Tel Aviv, January 24: Israel is heading toward a new war with Lebanon’s Shiite movement Hezbollah, a cabinet minister warned Saturday in remarks carried by military radio and the Ynet news website.
“We are heading toward a new confrontation in the north but I don’t know when it will happen, just as we did not know when the second Lebanon war would erupt,” said Yossi Peled, a minister without portfolio and a reserve army general.
He was referring to the devastating war Israel fought with Hezbollah in 2006, which killed more than 1,200 Lebanese, most of them civilians, and more than 160 Israelis, mostly soldiers.
However, Israeli flights over Lebanon occur on an almost daily basis and are in breach of UN Security Council resolution 1710, which in August 2006 ended the war.

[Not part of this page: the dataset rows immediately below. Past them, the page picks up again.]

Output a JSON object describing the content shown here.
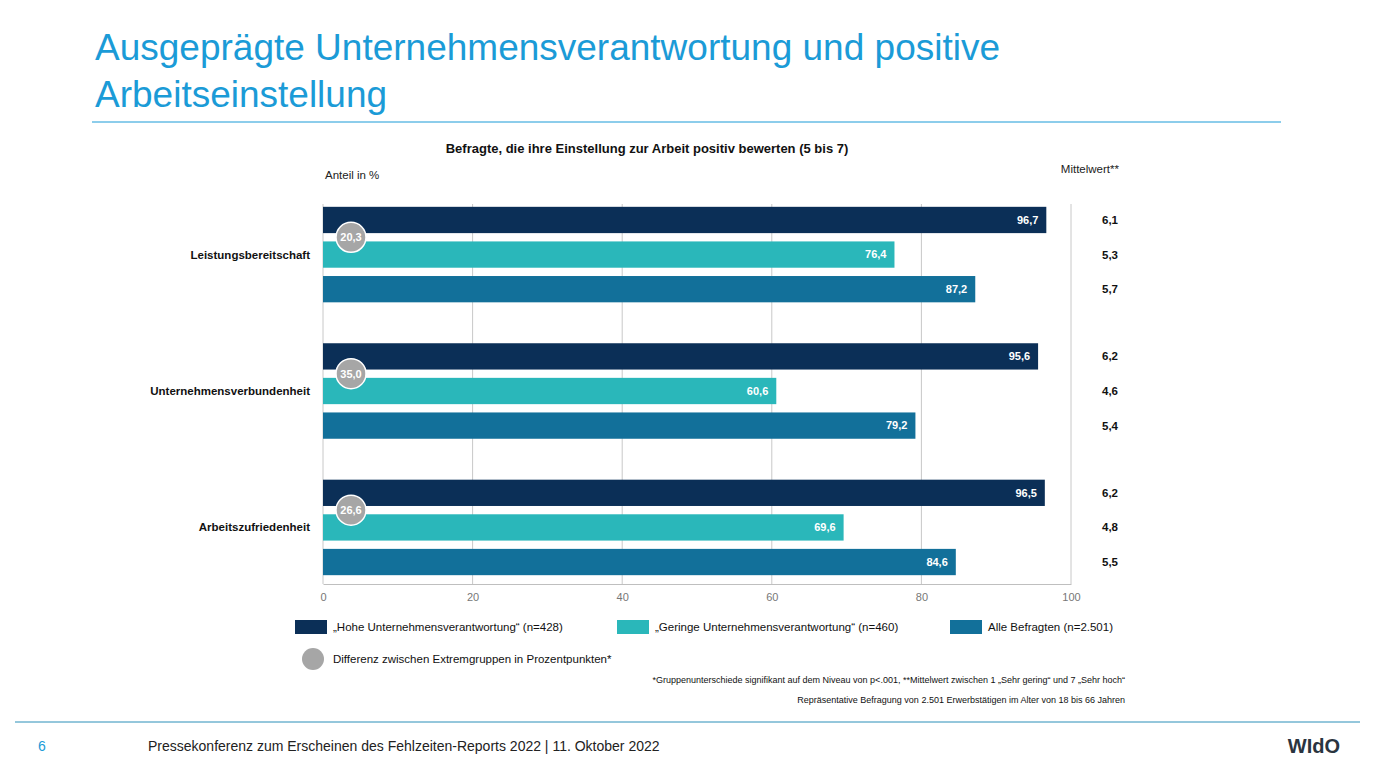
{
  "slide": {
    "title": [
      "Ausgeprägte Unternehmensverantwortung und positive",
      "Arbeitseinstellung"
    ],
    "page_number": "6",
    "footer": "Pressekonferenz zum Erscheinen des Fehlzeiten-Reports 2022 | 11. Oktober 2022",
    "logo": "WIdO"
  },
  "chart_data": {
    "type": "bar",
    "orientation": "horizontal",
    "title": "Befragte, die ihre Einstellung zur Arbeit positiv bewerten (5 bis 7)",
    "x_label": "Anteil in %",
    "mean_label": "Mittelwert**",
    "categories": [
      "Leistungsbereitschaft",
      "Unternehmensverbundenheit",
      "Arbeitszufriedenheit"
    ],
    "series": [
      {
        "name": "„Hohe Unternehmensverantwortung“ (n=428)",
        "color": "#0b2f57",
        "values": [
          96.7,
          95.6,
          96.5
        ],
        "value_labels": [
          "96,7",
          "95,6",
          "96,5"
        ],
        "means": [
          6.1,
          6.2,
          6.2
        ],
        "mean_labels": [
          "6,1",
          "6,2",
          "6,2"
        ]
      },
      {
        "name": "„Geringe Unternehmensverantwortung“ (n=460)",
        "color": "#2ab7ba",
        "values": [
          76.4,
          60.6,
          69.6
        ],
        "value_labels": [
          "76,4",
          "60,6",
          "69,6"
        ],
        "means": [
          5.3,
          4.6,
          4.8
        ],
        "mean_labels": [
          "5,3",
          "4,6",
          "4,8"
        ]
      },
      {
        "name": "Alle Befragten (n=2.501)",
        "color": "#12709a",
        "values": [
          87.2,
          79.2,
          84.6
        ],
        "value_labels": [
          "87,2",
          "79,2",
          "84,6"
        ],
        "means": [
          5.7,
          5.4,
          5.5
        ],
        "mean_labels": [
          "5,7",
          "5,4",
          "5,5"
        ]
      }
    ],
    "differences": [
      20.3,
      35.0,
      26.6
    ],
    "difference_labels": [
      "20,3",
      "35,0",
      "26,6"
    ],
    "difference_name": "Differenz zwischen Extremgruppen in Prozentpunkten*",
    "difference_color": "#a6a6a6",
    "notes": [
      "*Gruppenunterschiede signifikant auf dem Niveau von p<.001, **Mittelwert zwischen 1 „Sehr gering“ und 7 „Sehr hoch“",
      "Repräsentative Befragung von 2.501 Erwerbstätigen im Alter von 18 bis 66 Jahren"
    ],
    "xlim": [
      0,
      100
    ],
    "xticks": [
      0,
      20,
      40,
      60,
      80,
      100
    ],
    "grid": true,
    "data_labels": true,
    "legend": "bottom"
  }
}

Hezbollah is part of a new coalition government formed in November by Lebanese Prime Minister Saad Hariri.
“Although Hezbollah is part of the Lebanese government, the latter has no influence on it,” Peled said.

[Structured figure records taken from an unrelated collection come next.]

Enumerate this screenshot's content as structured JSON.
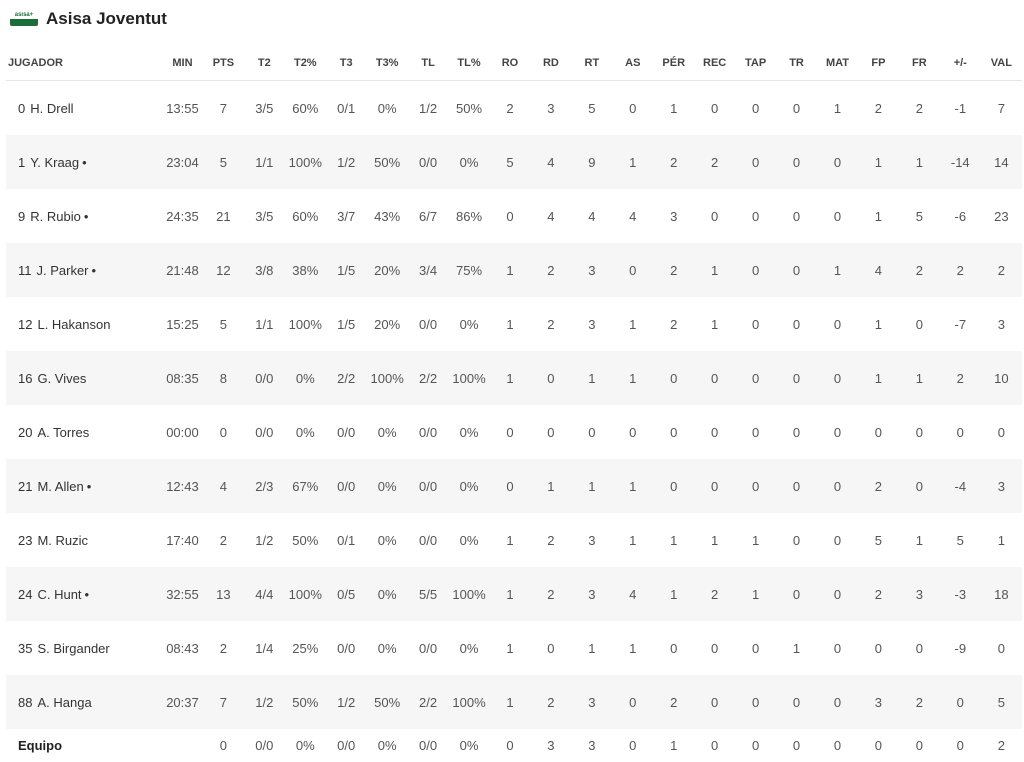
{
  "team": {
    "name": "Asisa Joventut",
    "logo_text": "asisa+"
  },
  "columns": [
    "JUGADOR",
    "MIN",
    "PTS",
    "T2",
    "T2%",
    "T3",
    "T3%",
    "TL",
    "TL%",
    "RO",
    "RD",
    "RT",
    "AS",
    "PÉR",
    "REC",
    "TAP",
    "TR",
    "MAT",
    "FP",
    "FR",
    "+/-",
    "VAL"
  ],
  "players": [
    {
      "num": "0",
      "name": "H. Drell",
      "starter": false,
      "stats": [
        "13:55",
        "7",
        "3/5",
        "60%",
        "0/1",
        "0%",
        "1/2",
        "50%",
        "2",
        "3",
        "5",
        "0",
        "1",
        "0",
        "0",
        "0",
        "1",
        "2",
        "2",
        "-1",
        "7"
      ]
    },
    {
      "num": "1",
      "name": "Y. Kraag",
      "starter": true,
      "stats": [
        "23:04",
        "5",
        "1/1",
        "100%",
        "1/2",
        "50%",
        "0/0",
        "0%",
        "5",
        "4",
        "9",
        "1",
        "2",
        "2",
        "0",
        "0",
        "0",
        "1",
        "1",
        "-14",
        "14"
      ]
    },
    {
      "num": "9",
      "name": "R. Rubio",
      "starter": true,
      "stats": [
        "24:35",
        "21",
        "3/5",
        "60%",
        "3/7",
        "43%",
        "6/7",
        "86%",
        "0",
        "4",
        "4",
        "4",
        "3",
        "0",
        "0",
        "0",
        "0",
        "1",
        "5",
        "-6",
        "23"
      ]
    },
    {
      "num": "11",
      "name": "J. Parker",
      "starter": true,
      "stats": [
        "21:48",
        "12",
        "3/8",
        "38%",
        "1/5",
        "20%",
        "3/4",
        "75%",
        "1",
        "2",
        "3",
        "0",
        "2",
        "1",
        "0",
        "0",
        "1",
        "4",
        "2",
        "2",
        "2"
      ]
    },
    {
      "num": "12",
      "name": "L. Hakanson",
      "starter": false,
      "stats": [
        "15:25",
        "5",
        "1/1",
        "100%",
        "1/5",
        "20%",
        "0/0",
        "0%",
        "1",
        "2",
        "3",
        "1",
        "2",
        "1",
        "0",
        "0",
        "0",
        "1",
        "0",
        "-7",
        "3"
      ]
    },
    {
      "num": "16",
      "name": "G. Vives",
      "starter": false,
      "stats": [
        "08:35",
        "8",
        "0/0",
        "0%",
        "2/2",
        "100%",
        "2/2",
        "100%",
        "1",
        "0",
        "1",
        "1",
        "0",
        "0",
        "0",
        "0",
        "0",
        "1",
        "1",
        "2",
        "10"
      ]
    },
    {
      "num": "20",
      "name": "A. Torres",
      "starter": false,
      "stats": [
        "00:00",
        "0",
        "0/0",
        "0%",
        "0/0",
        "0%",
        "0/0",
        "0%",
        "0",
        "0",
        "0",
        "0",
        "0",
        "0",
        "0",
        "0",
        "0",
        "0",
        "0",
        "0",
        "0"
      ]
    },
    {
      "num": "21",
      "name": "M. Allen",
      "starter": true,
      "stats": [
        "12:43",
        "4",
        "2/3",
        "67%",
        "0/0",
        "0%",
        "0/0",
        "0%",
        "0",
        "1",
        "1",
        "1",
        "0",
        "0",
        "0",
        "0",
        "0",
        "2",
        "0",
        "-4",
        "3"
      ]
    },
    {
      "num": "23",
      "name": "M. Ruzic",
      "starter": false,
      "stats": [
        "17:40",
        "2",
        "1/2",
        "50%",
        "0/1",
        "0%",
        "0/0",
        "0%",
        "1",
        "2",
        "3",
        "1",
        "1",
        "1",
        "1",
        "0",
        "0",
        "5",
        "1",
        "5",
        "1"
      ]
    },
    {
      "num": "24",
      "name": "C. Hunt",
      "starter": true,
      "stats": [
        "32:55",
        "13",
        "4/4",
        "100%",
        "0/5",
        "0%",
        "5/5",
        "100%",
        "1",
        "2",
        "3",
        "4",
        "1",
        "2",
        "1",
        "0",
        "0",
        "2",
        "3",
        "-3",
        "18"
      ]
    },
    {
      "num": "35",
      "name": "S. Birgander",
      "starter": false,
      "stats": [
        "08:43",
        "2",
        "1/4",
        "25%",
        "0/0",
        "0%",
        "0/0",
        "0%",
        "1",
        "0",
        "1",
        "1",
        "0",
        "0",
        "0",
        "1",
        "0",
        "0",
        "0",
        "-9",
        "0"
      ]
    },
    {
      "num": "88",
      "name": "A. Hanga",
      "starter": false,
      "stats": [
        "20:37",
        "7",
        "1/2",
        "50%",
        "1/2",
        "50%",
        "2/2",
        "100%",
        "1",
        "2",
        "3",
        "0",
        "2",
        "0",
        "0",
        "0",
        "0",
        "3",
        "2",
        "0",
        "5"
      ]
    }
  ],
  "team_row": {
    "label": "Equipo",
    "stats": [
      "",
      "0",
      "0/0",
      "0%",
      "0/0",
      "0%",
      "0/0",
      "0%",
      "0",
      "3",
      "3",
      "0",
      "1",
      "0",
      "0",
      "0",
      "0",
      "0",
      "0",
      "0",
      "2"
    ]
  },
  "starter_marker": "•"
}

“Unlike many others (officials) I consider that peace is not a goal in itself but only a means to guarantee our existence,” said Peled.

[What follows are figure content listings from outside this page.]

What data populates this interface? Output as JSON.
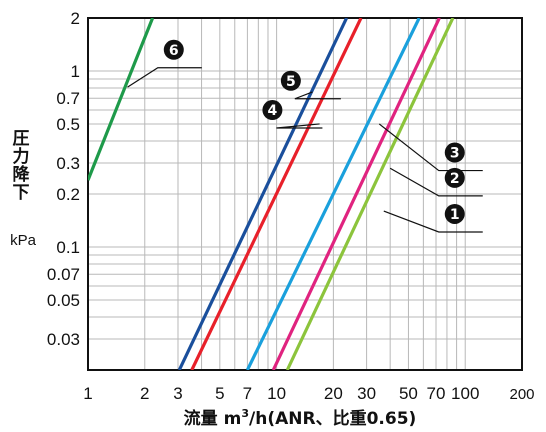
{
  "chart_data": {
    "type": "line",
    "xlabel_main": "流量",
    "xlabel_unit_pre": "m",
    "xlabel_unit_sup": "3",
    "xlabel_unit_post": "/h(ANR、比重0.65)",
    "ylabel": [
      "圧",
      "力",
      "降",
      "下"
    ],
    "ylabel_unit": "kPa",
    "xscale": "log",
    "yscale": "log",
    "xlim": [
      1,
      200
    ],
    "ylim": [
      0.02,
      2
    ],
    "grid": true,
    "legend": "none",
    "x_ticks": [
      {
        "value": 1,
        "label": "1"
      },
      {
        "value": 2,
        "label": "2"
      },
      {
        "value": 3,
        "label": "3"
      },
      {
        "value": 5,
        "label": "5"
      },
      {
        "value": 7,
        "label": "7"
      },
      {
        "value": 10,
        "label": "10"
      },
      {
        "value": 20,
        "label": "20"
      },
      {
        "value": 30,
        "label": "30"
      },
      {
        "value": 50,
        "label": "50"
      },
      {
        "value": 70,
        "label": "70"
      },
      {
        "value": 100,
        "label": "100"
      },
      {
        "value": 200,
        "label": "200"
      }
    ],
    "y_ticks": [
      {
        "value": 2,
        "label": "2"
      },
      {
        "value": 1,
        "label": "1"
      },
      {
        "value": 0.7,
        "label": "0.7"
      },
      {
        "value": 0.5,
        "label": "0.5"
      },
      {
        "value": 0.3,
        "label": "0.3"
      },
      {
        "value": 0.2,
        "label": "0.2"
      },
      {
        "value": 0.1,
        "label": "0.1"
      },
      {
        "value": 0.07,
        "label": "0.07"
      },
      {
        "value": 0.05,
        "label": "0.05"
      },
      {
        "value": 0.03,
        "label": "0.03"
      }
    ],
    "x_grid": [
      1,
      2,
      3,
      4,
      5,
      6,
      7,
      8,
      9,
      10,
      20,
      30,
      40,
      50,
      60,
      70,
      80,
      90,
      100,
      200
    ],
    "y_grid": [
      0.02,
      0.03,
      0.04,
      0.05,
      0.06,
      0.07,
      0.08,
      0.09,
      0.1,
      0.2,
      0.3,
      0.4,
      0.5,
      0.6,
      0.7,
      0.8,
      0.9,
      1,
      2
    ],
    "series": [
      {
        "marker": "6",
        "color": "#1e9a4a",
        "points": [
          [
            1.0,
            0.24
          ],
          [
            2.2,
            2.0
          ]
        ]
      },
      {
        "marker": "5",
        "color": "#1a4f9c",
        "points": [
          [
            3.05,
            0.02
          ],
          [
            23.5,
            2.0
          ]
        ]
      },
      {
        "marker": "4",
        "color": "#e8202a",
        "points": [
          [
            3.55,
            0.02
          ],
          [
            28.0,
            2.0
          ]
        ]
      },
      {
        "marker": "3",
        "color": "#1aa0dc",
        "points": [
          [
            7.0,
            0.02
          ],
          [
            57.0,
            2.0
          ]
        ]
      },
      {
        "marker": "2",
        "color": "#e0237f",
        "points": [
          [
            9.6,
            0.02
          ],
          [
            73.0,
            2.0
          ]
        ]
      },
      {
        "marker": "1",
        "color": "#8cc43c",
        "points": [
          [
            11.4,
            0.02
          ],
          [
            86.0,
            2.0
          ]
        ]
      }
    ],
    "markers": [
      {
        "marker": "6",
        "text": "6",
        "anchor": [
          1.62,
          0.81
        ],
        "label_at": [
          2.85,
          1.32
        ]
      },
      {
        "marker": "5",
        "text": "5",
        "anchor": [
          15.5,
          0.76
        ],
        "label_at": [
          11.9,
          0.88
        ]
      },
      {
        "marker": "4",
        "text": "4",
        "anchor": [
          16.9,
          0.5
        ],
        "label_at": [
          9.5,
          0.6
        ]
      },
      {
        "marker": "3",
        "text": "3",
        "anchor": [
          35.0,
          0.5
        ],
        "label_at": [
          88.0,
          0.344
        ]
      },
      {
        "marker": "2",
        "text": "2",
        "anchor": [
          40.0,
          0.28
        ],
        "label_at": [
          88.0,
          0.247
        ]
      },
      {
        "marker": "1",
        "text": "1",
        "anchor": [
          37.0,
          0.16
        ],
        "label_at": [
          88.0,
          0.154
        ]
      }
    ]
  }
}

But in a statement issued on Saturday after Peled made his comments, hardline Prime Minister Benjamin Netanyahu claimed that “Israel does not wish at all to have a confrontation with Lebanon.”
Hezbollah chief Hassan Nasrallah warned Israel on Friday against launching a new war against Lebanon.
Nasrallah said that Israel was again beating the drums of war to try to restore its military’s reputation as an invincible regional force.
Hezbollah, originally a resistance group formed to counter an Israeli occupation of south Lebanon, had forced the Israeli military out of Lebanon in 2000. Israel, however, continues to occupy the Lebanese Shabaa Farms.